A far esplodere lo scontro politico è la sentenza della Corte Suprema, notificata l'8 luglio, che limita i respingimenti immediati (le 'devoluciones en calientes') dei migranti che raggiungono a nuoto Ceuta e Melilla.

Secondo i giudici, la procedura speciale può essere applicata solo a chi viene intercettato mentre supera le barriere di confine, mentre per chi arriva a nuoto via mare devono essere avviare ordinare procedure amministrative, con identificazione individuale e garanzie prima dell'eventuale rimpatrio. Madrid sostiene che proprio questa interpretazione sia stata sfruttata dalle reti dei trafficanti.
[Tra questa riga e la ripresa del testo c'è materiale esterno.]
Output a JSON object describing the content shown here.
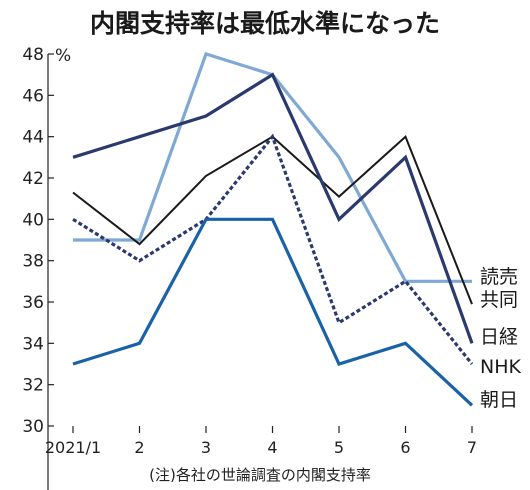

La crisi di Ceuta rompe una dinamica consolidata di riduzione dei flussi irregolari in Spagna negli ultimi anni, con una diminuzione del 37% da inizio anno, contro un calo del 40% negli interi anni precedenti, il 2025 e il 2024. E ciò grazie soprattutto alla cooperazione con i Paesi di origine e transito, in particolare Marocco, Mauritania e Senegal, i Paesi dell'Africa occidentale e i controlli alle frontiere.